Armenia - Defense Minister Seyran Ohanyan (L) visits an Armenian army base deployed near the border with Azerbaijan, 20Aug2013.
Armenia - Defense Minister Seyran Ohanyan (L) visits an Armenian army base deployed near the border with Azerbaijan, 20Aug2013.

The resumption of a full-scale Armenian-Azerbaijani war remains unlikely despite one of the most serious violations of the 1994 ceasefire in Nagorno-Karabakh registered in recent days, Defense Minister Seyran Ohanian insisted on Monday.

“The situation on the frontline is tense,” Ohanian told reporters in Yerevan. “At any moment our neighbor may undoubtedly organize provocations that could lead to war. But the president and military-political leadership of the country are doing everything to calm things down.”

“The analysis of [the events of] the last few days shows that, broadly speaking, there is still no basis for a large-scale war,” he said.

Ohanian made clear that the authorities in Armenia and Karabakh will not put their armed forces on a higher state of alert or call up reservists to deal with the escalation of tensions on the frontlines. He confirmed, though, reports that scores of Armenian veterans of the 1991-1994 war with Azerbaijan are joining active duty soldiers deployed along “the line of contact” around Karabakh and the Armenian-Azerbaijani border. But he insisted that the veterans are only “buoying” the frontline troops and sharing their combat experience with the latter.

Ohanian spoke after briefing the parliamentary leaders of Armenia’s main political parties, including those in opposition to President Serzh Sarkisian, on last week’s fierce fighting in Nagorno-Karabakh.

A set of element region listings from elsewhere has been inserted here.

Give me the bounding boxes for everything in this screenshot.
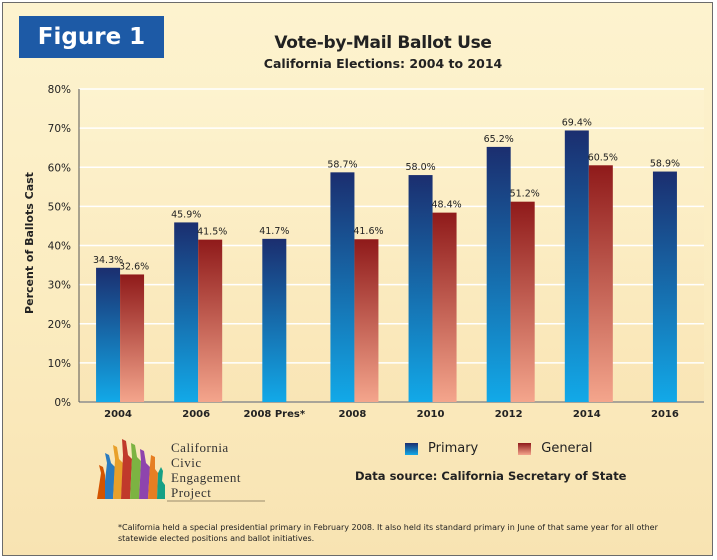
bar-general-2008 [354, 239, 379, 402]
data-label-general: 51.2% [510, 189, 540, 200]
x-tick-label: 2010 [417, 409, 445, 420]
data-label-general: 41.5% [197, 227, 227, 238]
x-tick-label: 2006 [182, 409, 210, 420]
footnote: *California held a special presidential … [118, 523, 658, 543]
data-label-primary: 65.2% [484, 134, 514, 145]
y-tick-label: 70% [48, 123, 71, 135]
legend-label-primary: Primary [428, 441, 479, 456]
x-tick-label: 2008 Pres* [244, 409, 306, 420]
y-tick-label: 40% [48, 241, 71, 253]
y-tick-label: 30% [48, 280, 71, 292]
y-tick-label: 60% [48, 162, 71, 174]
bar-primary-2010 [408, 175, 433, 402]
bar-primary-2004 [96, 267, 121, 402]
data-label-general: 32.6% [119, 261, 149, 272]
x-tick-label: 2008 [339, 409, 367, 420]
y-tick-label: 50% [48, 201, 71, 213]
legend: Primary General [405, 441, 592, 456]
logo-text: California Civic Engagement Project [171, 440, 241, 500]
y-tick-label: 10% [48, 358, 71, 370]
data-label-primary: 34.3% [93, 255, 123, 266]
logo-line-1: California [171, 440, 229, 455]
bar-primary-2008 Pres* [262, 238, 287, 402]
bar-general-2004 [120, 274, 145, 402]
y-tick-label: 0% [54, 397, 71, 409]
data-label-primary: 58.0% [405, 162, 435, 173]
legend-item-general: General [518, 441, 592, 456]
y-axis-label: Percent of Ballots Cast [23, 172, 36, 314]
bar-primary-2006 [174, 222, 199, 402]
legend-swatch-primary [405, 442, 418, 455]
x-tick-label: 2014 [573, 409, 601, 420]
legend-item-primary: Primary [405, 441, 478, 456]
legend-swatch-general [518, 442, 532, 455]
bar-primary-2008 [330, 172, 355, 402]
x-tick-label: 2004 [104, 409, 132, 420]
y-tick-label: 80% [48, 84, 71, 96]
data-label-primary: 58.9% [650, 159, 680, 170]
legend-label-general: General [541, 441, 593, 456]
logo-line-2: Civic [171, 455, 202, 470]
bar-general-2014 [588, 165, 613, 402]
data-label-general: 41.6% [353, 226, 383, 237]
bar-primary-2014 [564, 130, 589, 402]
civic-engagement-logo [97, 439, 265, 502]
bar-primary-2016 [652, 171, 677, 402]
bar-chart: 0% 10% 20% 30% 40% 50% 60% 70% 80% 34.3%32.6% 2004… [23, 84, 704, 420]
bar-primary-2012 [486, 146, 511, 402]
logo-line-3: Engagement [171, 470, 241, 485]
data-label-general: 60.5% [588, 152, 618, 163]
bar-general-2010 [432, 212, 457, 402]
y-tick-label: 20% [48, 319, 71, 331]
data-label-general: 48.4% [431, 200, 461, 211]
bar-general-2006 [198, 239, 223, 402]
logo-line-4: Project [171, 485, 212, 500]
x-tick-label: 2012 [495, 409, 523, 420]
data-label-primary: 58.7% [327, 159, 357, 170]
data-source-note: Data source: California Secretary of Sta… [355, 469, 627, 483]
chart-subtitle: California Elections: 2004 to 2014 [263, 56, 503, 71]
data-label-primary: 69.4% [562, 117, 592, 128]
x-tick-label: 2016 [651, 409, 679, 420]
data-label-primary: 45.9% [171, 209, 201, 220]
figure-label: Figure 1 [19, 16, 164, 58]
bar-general-2012 [510, 201, 535, 402]
chart-title: Vote-by-Mail Ballot Use [274, 33, 492, 53]
data-label-primary: 41.7% [259, 226, 289, 237]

He said he presented Armenian soldiers’ “skillful” response to Azerbaijan’s armed “provocations.”

Citing heavy losses suffered by Azerbaijani troops near Karabakh, political analysts in Yerevan similarly asserted that Baku is unlikely to act anytime soon on its threats to forcibly resolve the conflict. “Azerbaijan is still far from being ready to launch major offensive hostilities,” said Richard Giragosian, the director of the Center for Regional Studies.

Aleksandr Iskandarian of the Yerevan-based Caucasus Institute described the Azerbaijani setbacks as a “crushing defeat” which shows that Azerbaijan has not gained a military advantage over the Armenian side. “The state of the Armenian and Karabakh and Azerbaijani armies has been vividly demonstrated,” he told RFE/RL’s Armenian service (Azatutyun.am).